We know that a body submerged in a fluid experiences, when in motion, considerable resistance, but this is because our fluids are viscous; in an ideal fluid, perfectly free from viscosity, the body would stir up behind it a liquid hill, a sort of wake; upon departure, a great effort would be necessary to put it in motion, since it would be necessary to move not only the body itself, but the liquid of its wake. But, the motion once acquired, it would perpetuate itself without resistance, since the body, in advancing, would simply carry with it the perturbation of the liquid, without the total vis viva of the liquid augmenting. Everything would happen therefore as if its inertia was augmented.
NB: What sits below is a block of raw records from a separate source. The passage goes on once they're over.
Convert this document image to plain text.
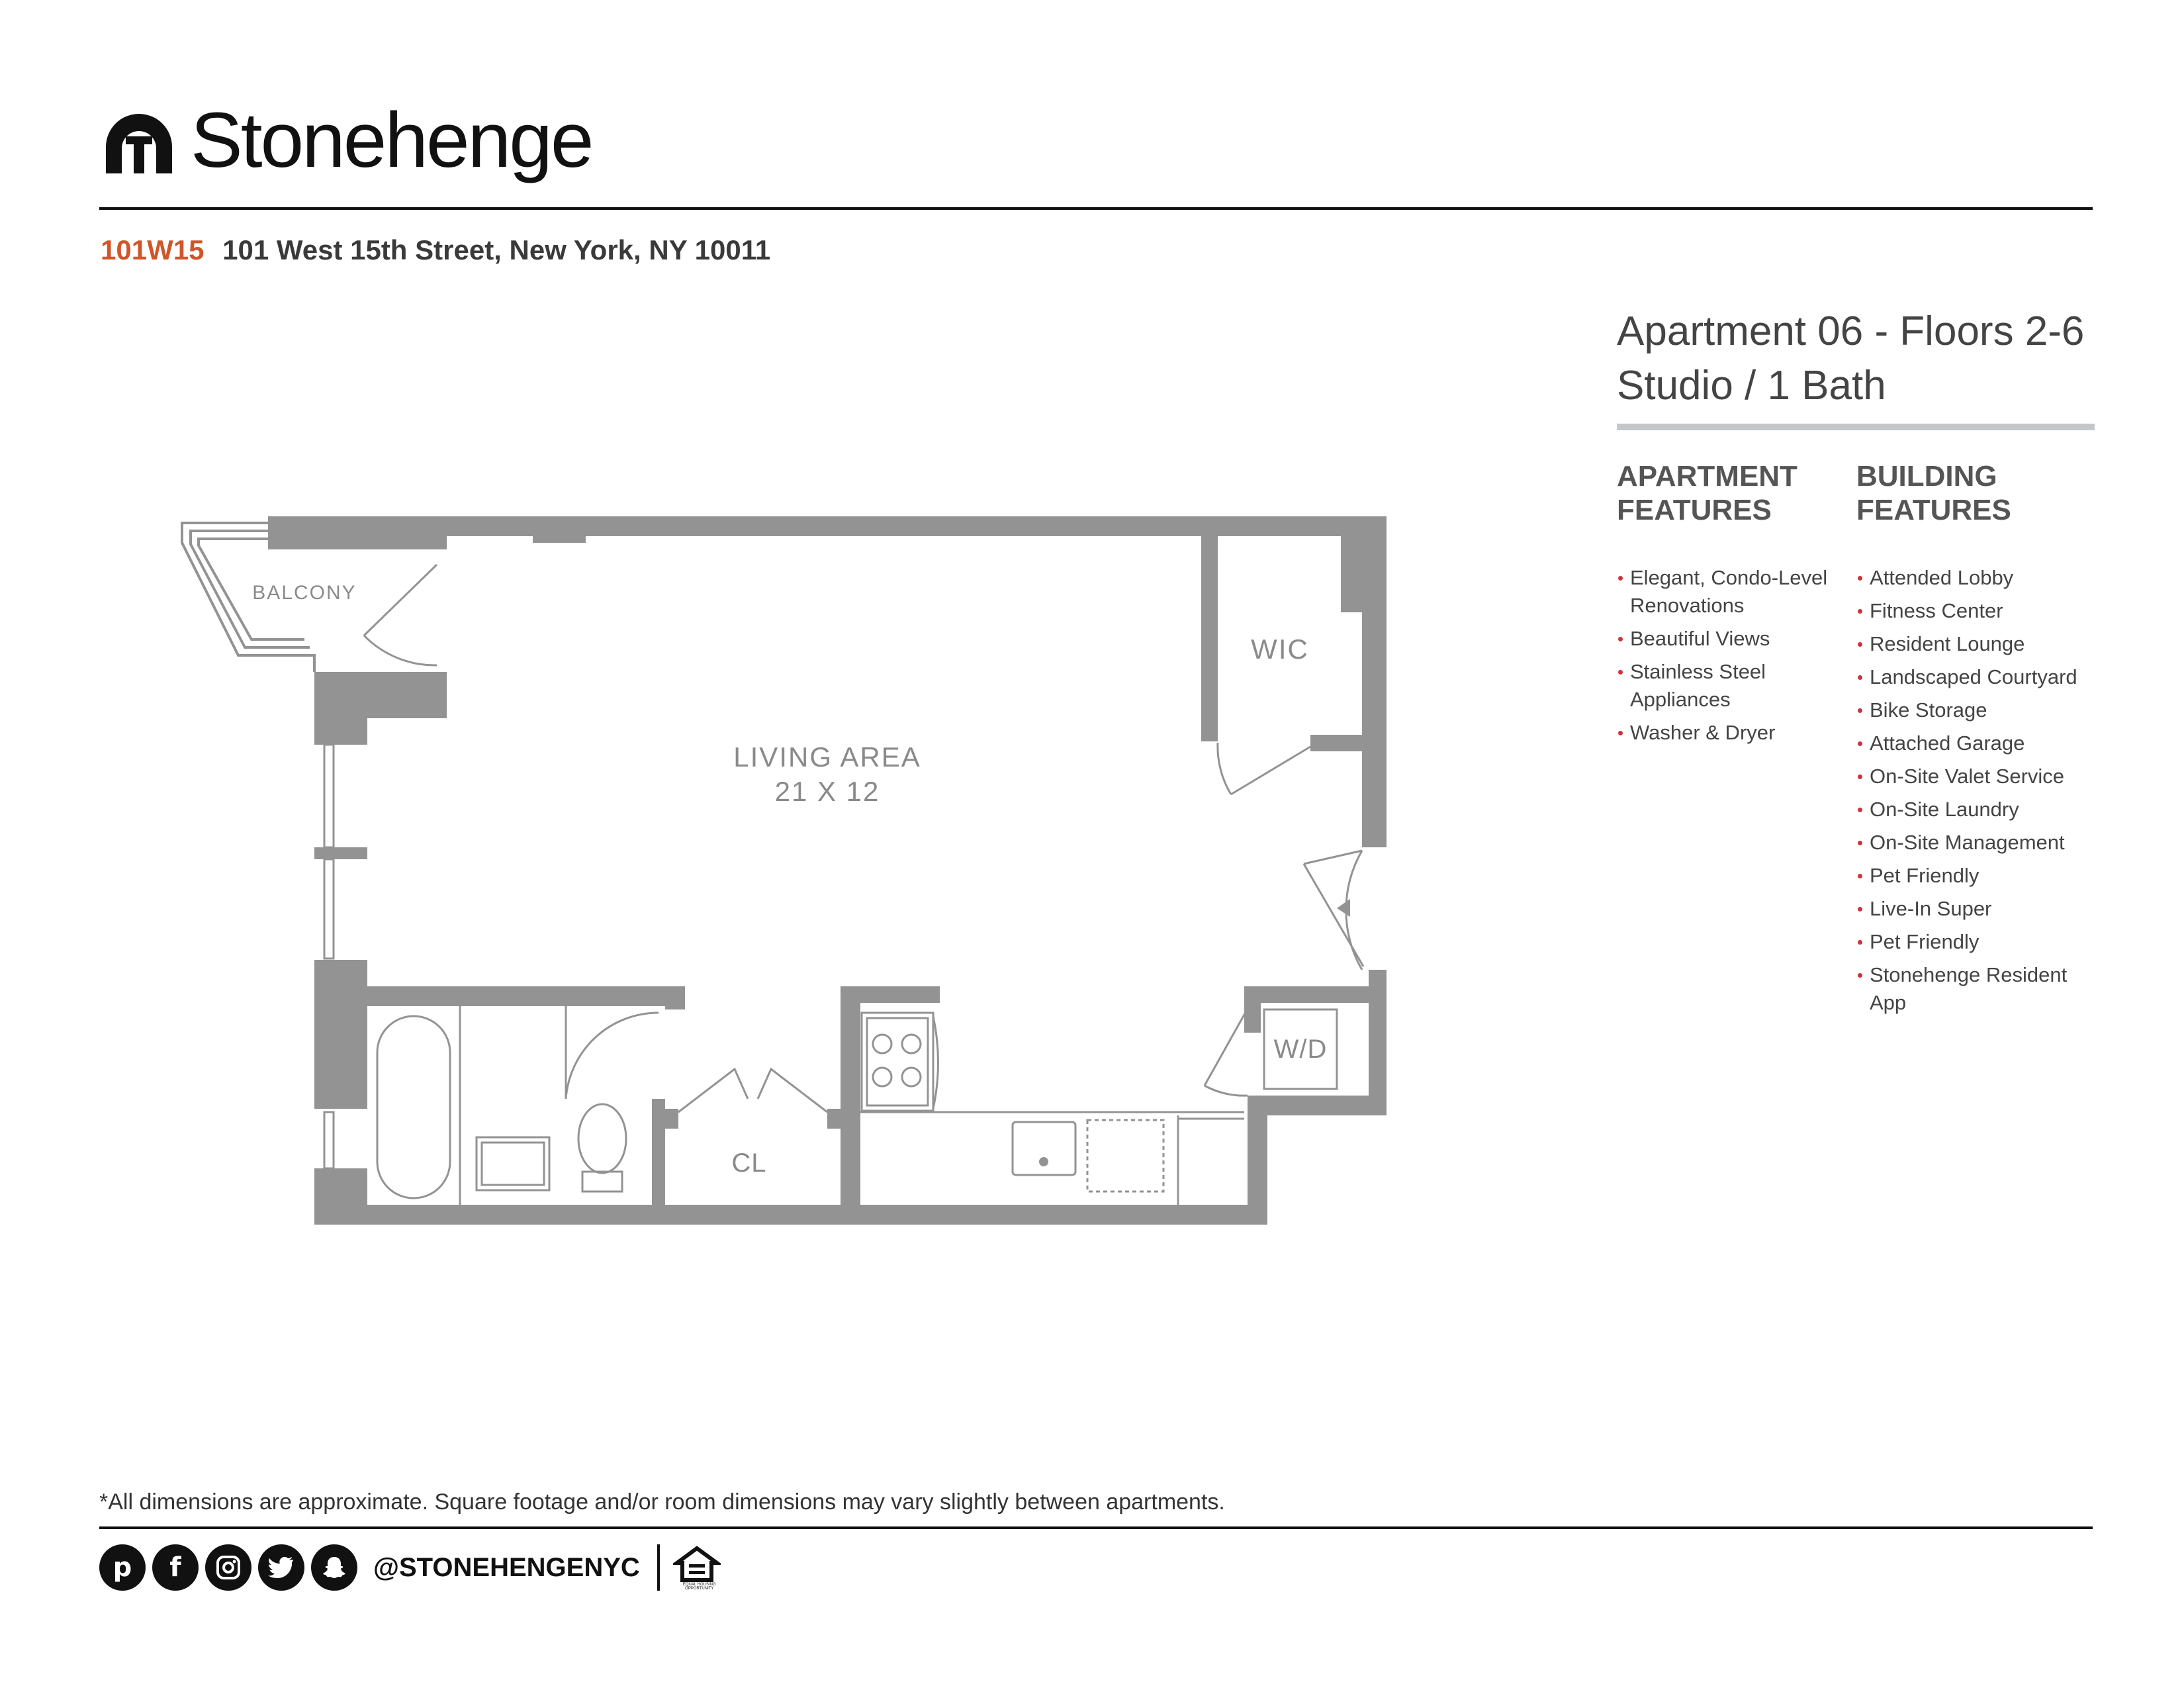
Stonehenge
101W15 101 West 15th Street, New York, NY 10011
Apartment 06 - Floors 2-6
Studio / 1 Bath
APARTMENT
FEATURES
BUILDING
FEATURES
Elegant, Condo-Level Renovations
Beautiful Views
Stainless Steel Appliances
Washer & Dryer
Attended Lobby
Fitness Center
Resident Lounge
Landscaped Courtyard
Bike Storage
Attached Garage
On-Site Valet Service
On-Site Laundry
On-Site Management
Pet Friendly
Live-In Super
Pet Friendly
Stonehenge Resident App
BALCONY
LIVING AREA
21 X 12
WIC
W/D
CL
*All dimensions are approximate. Square footage and/or room dimensions may vary slightly between apartments.
p	f	@STONEHENGENYC
EQUAL HOUSING OPPORTUNITY
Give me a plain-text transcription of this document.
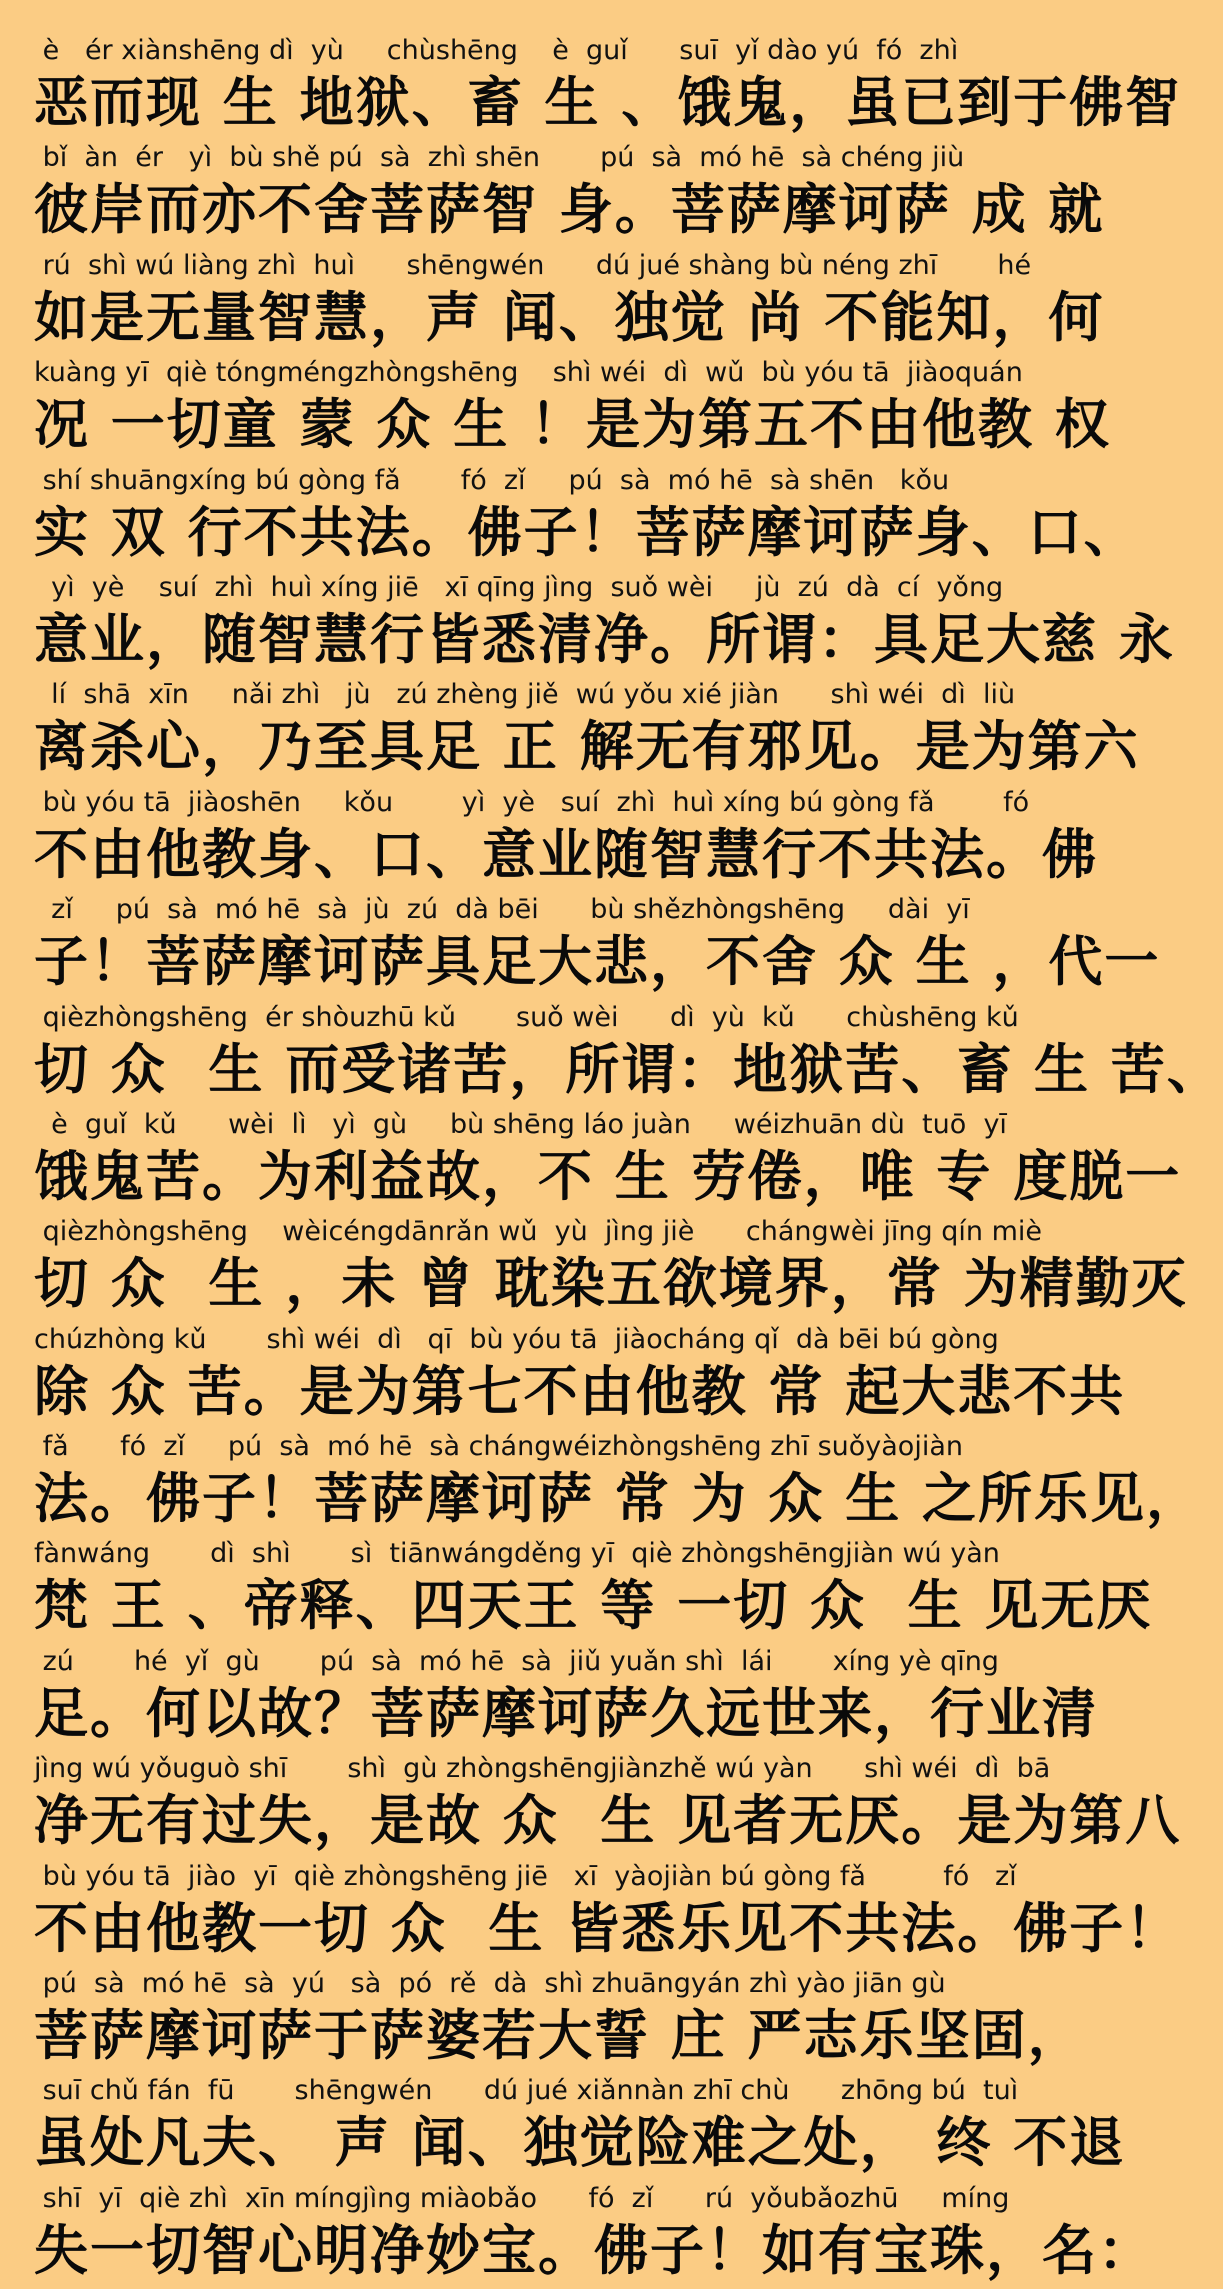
è   ér xiànshēng dì  yù     chùshēng    è  guǐ      suī  yǐ dào yú  fó  zhì
恶而现 生 地狱、畜 生 、饿鬼，虽已到于佛智
bǐ  àn  ér   yì  bù shě pú  sà  zhì shēn       pú  sà  mó hē  sà chéng jiù
彼岸而亦不舍菩萨智 身。菩萨摩诃萨 成 就
rú  shì wú liàng zhì  huì      shēngwén      dú jué shàng bù néng zhī       hé
如是无量智慧，声 闻、独觉 尚 不能知，何
kuàng yī  qiè tóngméngzhòngshēng    shì wéi  dì  wǔ  bù yóu tā  jiàoquán
况 一切童 蒙 众 生 ！是为第五不由他教 权
shí shuāngxíng bú gòng fǎ       fó  zǐ     pú  sà  mó hē  sà shēn   kǒu
实 双 行不共法。佛子！菩萨摩诃萨身、口、
yì  yè    suí  zhì  huì xíng jiē   xī qīng jìng  suǒ wèi     jù  zú  dà  cí  yǒng
意业，随智慧行皆悉清净。所谓：具足大慈 永
lí  shā  xīn     nǎi zhì   jù   zú zhèng jiě  wú yǒu xié jiàn      shì wéi  dì  liù
离杀心，乃至具足 正 解无有邪见。是为第六
bù yóu tā  jiàoshēn     kǒu        yì  yè   suí  zhì  huì xíng bú gòng fǎ        fó
不由他教身、口、意业随智慧行不共法。佛
zǐ     pú  sà  mó hē  sà  jù  zú  dà bēi      bù shězhòngshēng     dài  yī
子！菩萨摩诃萨具足大悲，不舍 众 生 ，代一
qièzhòngshēng  ér shòuzhū kǔ       suǒ wèi      dì  yù  kǔ      chùshēng kǔ
切 众  生 而受诸苦，所谓：地狱苦、畜 生 苦、
è  guǐ  kǔ      wèi  lì   yì  gù     bù shēng láo juàn     wéizhuān dù  tuō  yī
饿鬼苦。为利益故，不 生 劳倦，唯 专 度脱一
qièzhòngshēng    wèicéngdānrǎn wǔ  yù  jìng jiè      chángwèi jīng qín miè
切 众  生 ，未 曾 耽染五欲境界，常 为精勤灭
chúzhòng kǔ       shì wéi  dì   qī  bù yóu tā  jiàocháng qǐ  dà bēi bú gòng
除 众 苦。是为第七不由他教 常 起大悲不共
fǎ      fó  zǐ     pú  sà  mó hē  sà chángwéizhòngshēng zhī suǒyàojiàn
法。佛子！菩萨摩诃萨 常 为 众 生 之所乐见，
fànwáng       dì  shì       sì  tiānwángděng yī  qiè zhòngshēngjiàn wú yàn
梵 王 、帝释、四天王 等 一切 众  生 见无厌
zú       hé  yǐ  gù       pú  sà  mó hē  sà  jiǔ yuǎn shì  lái       xíng yè qīng
足。何以故？菩萨摩诃萨久远世来，行业清
jìng wú yǒuguò shī       shì  gù zhòngshēngjiànzhě wú yàn      shì wéi  dì  bā
净无有过失，是故 众  生 见者无厌。是为第八
bù yóu tā  jiào  yī  qiè zhòngshēng jiē   xī  yàojiàn bú gòng fǎ         fó   zǐ
不由他教一切 众  生 皆悉乐见不共法。佛子！
pú  sà  mó hē  sà  yú   sà  pó  rě  dà  shì zhuāngyán zhì yào jiān gù
菩萨摩诃萨于萨婆若大誓 庄 严志乐坚固，
suī chǔ fán  fū       shēngwén      dú jué xiǎnnàn zhī chù      zhōng bú  tuì
虽处凡夫、 声 闻、独觉险难之处， 终 不退
shī  yī  qiè zhì  xīn míngjìng miàobǎo      fó  zǐ      rú  yǒubǎozhū     míng
失一切智心明净妙宝。佛子！如有宝珠，名：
An electron advancing in the ether would behave in the same way: around it, the ether would be stirred up, but this perturbation would accompany the body in its motion; so that, for an observer carried along with the electron, the electric and magnetic fields accompanying this electron would appear invariable, and would change only if the velocity of the electron varied. An effort would therefore be necessary to put the electron in motion, since it would be necessary to create the energy of these fields; on the contrary, once the movement acquired, no effort would be necessary to maintain it, since the created energy would only have to go along behind the electron as a wake. This energy, therefore, could only augment the inertia of the electron, as the agitation of the liquid augments that of the body submerged in a perfect fluid. And anyhow, the negative electrons at least have no other inertia except that.

In the hypothesis of Lorentz, the vis viva, which is only the energy of the ether, is not proportional to v². Doubtless if v is very slight, the vis viva is sensibly proportional to v², the quantity of motion sensibly proportional to v, the two masses sensibly constant and equal to each other. But when the velocity tends toward the velocity of light, the vis viva, the quantity of motion and the two masses increase beyond all limit.